The scheme advocates a holistic approach to helping each child maximise his or her ability, rather than setting benchmarks. “This complements a new emphasis in Middle East pre-school education on the child as a whole person feeling comfortable with his or her own environment,” Sullivan says.

Regional governments committed to expanding pre-school education face several obstacles. In Organisation for Economic Cooperation and Development (OECD) countries, the state nearly always funds pre-school education.

Regional governments, including the wealthiest states, need to find a funding model that takes a sustainable approach to expanding capacity. Population growth will increase pressure on state-funded schools. A study by Booz & Company expects private schools to increase their market share at the expense of the state sector. It forecasts that a fifth of GCC students will be educated privately by 2020, raising the value of the sector to almost $17bn.

At the same time, governments need to provide access for all children, including those from low-income families. How they achieve this remains undetermined. One option is to offer a family allowance towards education, based on cash or vouchers. Another is to encourage employers to fund workplace creches.

There is also a structural barrier. In many countries, education ministries supervise kindergarten through to grade 12 (K12) provision, while social affairs ministries supervise pre-school care. Observers say education ministries, should supervise pre-school provision for reasons of budget, quality control and continuity.

“At kindergarten level, classes are small, allowing children to be children,” says one source. “Teachers and carers give them a lot of leeway. Then they join the K12 system and attitudes are completely different. The classes are larger and the teachers stricter. Children have to sit in rows and learn to listen.

“Regional schools really need to look at this in pedagogical terms, to find ways to smooth the transition.”

Education quality concerns

Quality is another issue. Regional governments want private education providers to expand kindergarten capacity, but without compromising children’s health and well-being. Improved access will be worthless unless the strategy also delivers quality childcare and learning support.

This is a particular challenge when countries across the Middle East and North Africa lack qualified childcare specialists, from speech therapists, to child psychologists and Arabic-speaking childcare workers. In the UAE, just 5 per cent of nursery school teachers speak Arabic.

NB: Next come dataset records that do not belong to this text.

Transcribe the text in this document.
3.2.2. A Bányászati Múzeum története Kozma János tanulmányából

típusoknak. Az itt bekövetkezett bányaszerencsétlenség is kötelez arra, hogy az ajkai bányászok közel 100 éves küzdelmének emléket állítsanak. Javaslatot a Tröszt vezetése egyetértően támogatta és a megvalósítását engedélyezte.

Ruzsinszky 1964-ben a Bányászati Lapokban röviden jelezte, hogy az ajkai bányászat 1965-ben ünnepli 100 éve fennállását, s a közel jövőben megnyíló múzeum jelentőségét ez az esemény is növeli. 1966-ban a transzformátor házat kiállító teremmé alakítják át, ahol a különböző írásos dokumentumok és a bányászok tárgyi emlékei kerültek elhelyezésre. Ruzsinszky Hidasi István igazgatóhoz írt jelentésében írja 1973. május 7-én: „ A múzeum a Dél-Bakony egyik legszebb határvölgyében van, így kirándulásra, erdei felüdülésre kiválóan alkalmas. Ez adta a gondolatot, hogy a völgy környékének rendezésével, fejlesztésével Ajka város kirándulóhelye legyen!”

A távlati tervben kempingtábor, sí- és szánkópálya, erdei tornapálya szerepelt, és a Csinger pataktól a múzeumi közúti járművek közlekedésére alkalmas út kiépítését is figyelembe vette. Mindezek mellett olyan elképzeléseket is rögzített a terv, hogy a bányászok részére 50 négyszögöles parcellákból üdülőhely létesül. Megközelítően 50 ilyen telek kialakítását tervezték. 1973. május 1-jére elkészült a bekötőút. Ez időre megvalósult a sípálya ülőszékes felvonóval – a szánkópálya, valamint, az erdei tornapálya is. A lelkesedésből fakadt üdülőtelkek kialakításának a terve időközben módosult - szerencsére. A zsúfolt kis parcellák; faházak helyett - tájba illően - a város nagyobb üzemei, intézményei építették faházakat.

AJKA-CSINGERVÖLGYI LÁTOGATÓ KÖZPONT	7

Across the region, there’s growing recognition of the need to further develop [pre-school] provision

Chris Sullivan, Cognition

Access is also a particular challenge in the largest countries, such as Saudi Arabia and Oman, and beyond the GCC, in Egypt and the Maghreb countries. “Countries such as Saudi Arabia need to provide pre-school education to a sizeable rural population and just reaching those communities can be a challenge,” says Sullivan. “Governments need to build capacity and recruit staff to work in these communities. There’s a real lack of trained early-years teachers across the region.”

While oil-rich countries have the means to expand pre-school education, it is the region’s poorest states, such as Yemen and the Palestinian territories, that continually struggle to provide their youngest citizens with much-needed support and development.

Unicef currently operates local projects in Syria, Jordan and Egypt, and is looking to establish regional programmes. It aims to provide kindergarten places and improve teachers’ knowledge of cognitive development and psychosocial care.

A year after the Arab uprisings and after four decades of rapid education expansion across the region, pre-school learning is under the spotlight as never before.

The region’s growing young population will ensure it remains a top priority for governments across the Middle East and North Africa for many years to come.